Book Review: Towers of Tuscany by Carol M Cram

This book was recommended to me by a friend.  I found it slow to get into at the start but it intrigued me, the writing was good and the characters were interesting, especially the main character Sofia.  

Sofia Carducci is a daughter of a painter but it unable to proceed with her passion of painting because she is a women and painting is for men and not women.  This greatly annoys Sofia but she is a strong women and claims the right to make her own decisions and her own mistakes as well.  Her first mistake is convincing her father to let her marry Giorgio Carell, a wealthy saffron merchant in San Gimignano, the Tuscan city of towers.

Sofia believes that when she is married she can still continue to paint but this is not the case, and the ends up in a loveless marriage with a man who comes to despise her when she does not produce a son.  However, she still has her father, until that he is taken away from her in an attack motivated by vendetta.

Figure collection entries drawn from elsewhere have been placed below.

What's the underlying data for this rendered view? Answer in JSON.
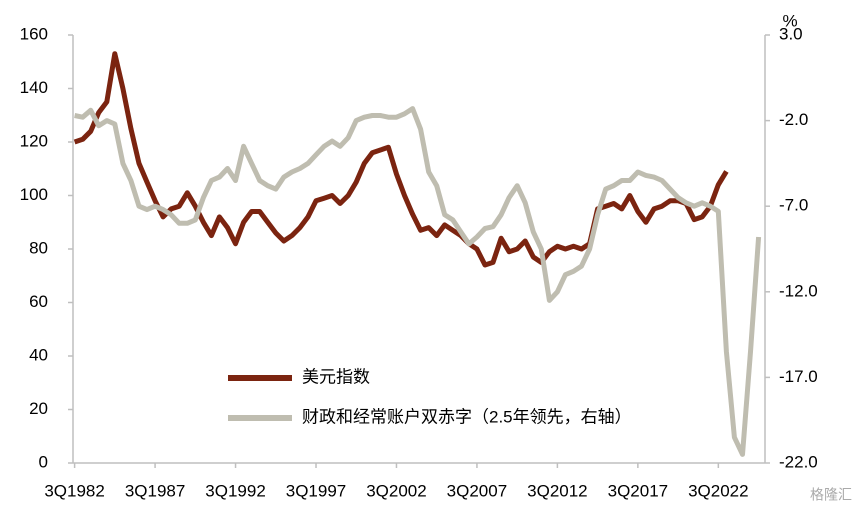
{
  "chart_data": {
    "type": "line",
    "x": [
      1982.5,
      1983.0,
      1983.5,
      1984.0,
      1984.5,
      1985.0,
      1985.5,
      1986.0,
      1986.5,
      1987.0,
      1987.5,
      1988.0,
      1988.5,
      1989.0,
      1989.5,
      1990.0,
      1990.5,
      1991.0,
      1991.5,
      1992.0,
      1992.5,
      1993.0,
      1993.5,
      1994.0,
      1994.5,
      1995.0,
      1995.5,
      1996.0,
      1996.5,
      1997.0,
      1997.5,
      1998.0,
      1998.5,
      1999.0,
      1999.5,
      2000.0,
      2000.5,
      2001.0,
      2001.5,
      2002.0,
      2002.5,
      2003.0,
      2003.5,
      2004.0,
      2004.5,
      2005.0,
      2005.5,
      2006.0,
      2006.5,
      2007.0,
      2007.5,
      2008.0,
      2008.5,
      2009.0,
      2009.5,
      2010.0,
      2010.5,
      2011.0,
      2011.5,
      2012.0,
      2012.5,
      2013.0,
      2013.5,
      2014.0,
      2014.5,
      2015.0,
      2015.5,
      2016.0,
      2016.5,
      2017.0,
      2017.5,
      2018.0,
      2018.5,
      2019.0,
      2019.5,
      2020.0,
      2020.5,
      2021.0,
      2021.5,
      2022.0,
      2022.5,
      2023.0,
      2023.5,
      2024.0,
      2024.5,
      2025.0
    ],
    "series": [
      {
        "name": "美元指数",
        "color": "#7b2410",
        "values": [
          120,
          121,
          124,
          131,
          135,
          153,
          140,
          125,
          112,
          105,
          98,
          92,
          95,
          96,
          101,
          96,
          90,
          85,
          92,
          88,
          82,
          90,
          94,
          94,
          90,
          86,
          83,
          85,
          88,
          92,
          98,
          99,
          100,
          97,
          100,
          105,
          112,
          116,
          117,
          118,
          108,
          100,
          93,
          87,
          88,
          85,
          89,
          87,
          85,
          82,
          80,
          74,
          75,
          84,
          79,
          80,
          83,
          77,
          75,
          79,
          81,
          80,
          81,
          80,
          82,
          95,
          96,
          97,
          95,
          100,
          94,
          90,
          95,
          96,
          98,
          98,
          97,
          91,
          92,
          96,
          104,
          109,
          null,
          null,
          null,
          null
        ]
      },
      {
        "name": "财政和经常账户双赤字（2.5年领先，右轴）",
        "color": "#bfbdb0",
        "axis": "y2",
        "values": [
          -1.7,
          -1.8,
          -1.4,
          -2.3,
          -2.0,
          -2.2,
          -4.5,
          -5.5,
          -7.0,
          -7.2,
          -7.0,
          -7.2,
          -7.5,
          -8.0,
          -8.0,
          -7.8,
          -6.5,
          -5.5,
          -5.3,
          -4.8,
          -5.5,
          -3.5,
          -4.5,
          -5.5,
          -5.8,
          -6.0,
          -5.3,
          -5.0,
          -4.8,
          -4.5,
          -4.0,
          -3.5,
          -3.2,
          -3.5,
          -3.0,
          -2.0,
          -1.8,
          -1.7,
          -1.7,
          -1.8,
          -1.8,
          -1.6,
          -1.3,
          -2.5,
          -5.0,
          -5.8,
          -7.5,
          -7.8,
          -8.5,
          -9.2,
          -8.8,
          -8.3,
          -8.2,
          -7.5,
          -6.5,
          -5.8,
          -6.8,
          -8.5,
          -9.5,
          -12.5,
          -12.0,
          -11.0,
          -10.8,
          -10.5,
          -9.5,
          -7.5,
          -6.0,
          -5.8,
          -5.5,
          -5.5,
          -5.0,
          -5.2,
          -5.3,
          -5.5,
          -6.0,
          -6.5,
          -6.8,
          -7.0,
          -6.8,
          -7.0,
          -7.3,
          -15.5,
          -20.5,
          -21.5,
          -15.5,
          -8.8
        ]
      }
    ],
    "xlim": [
      1982.4,
      2025.4
    ],
    "xticks": [
      {
        "value": 1982.5,
        "label": "3Q1982"
      },
      {
        "value": 1987.5,
        "label": "3Q1987"
      },
      {
        "value": 1992.5,
        "label": "3Q1992"
      },
      {
        "value": 1997.5,
        "label": "3Q1997"
      },
      {
        "value": 2002.5,
        "label": "3Q2002"
      },
      {
        "value": 2007.5,
        "label": "3Q2007"
      },
      {
        "value": 2012.5,
        "label": "3Q2012"
      },
      {
        "value": 2017.5,
        "label": "3Q2017"
      },
      {
        "value": 2022.5,
        "label": "3Q2022"
      }
    ],
    "ylim": [
      0,
      160
    ],
    "yticks": [
      0,
      20,
      40,
      60,
      80,
      100,
      120,
      140,
      160
    ],
    "y2lim": [
      -22,
      3
    ],
    "y2ticks": [
      {
        "value": 3,
        "label": "3.0"
      },
      {
        "value": -2,
        "label": "-2.0"
      },
      {
        "value": -7,
        "label": "-7.0"
      },
      {
        "value": -12,
        "label": "-12.0"
      },
      {
        "value": -17,
        "label": "-17.0"
      },
      {
        "value": -22,
        "label": "-22.0"
      }
    ],
    "y2_label": "%",
    "watermark": "格隆汇"
  }
}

This attack motivates Sofia to act and she decides to try and free herself by running away from the misery she is in. She ends up in Siena and under the disguise of a boy she begins to pain again in Maestro Manzini’s workshop.  On doing this Sofia enters a life of disguise and that of mis-trust as well – she mistrusts those around her worried that her secret will come out – which would in turn destroy her and those around her as well.


Towers of Tuscany is a story of love, passion, desire, disguise, mis-trust, death, survival, friendship, family as well as painting.  It is a story you get invested in because the author makes you care deeply for Sofia, which is in truth great writing.  I was for Sofia from the beginning, routing for her, hoping she would succeed in her actions and that life would turn out happy for her.    To me this book is a must read and I look forward to reading more by Carol Cram.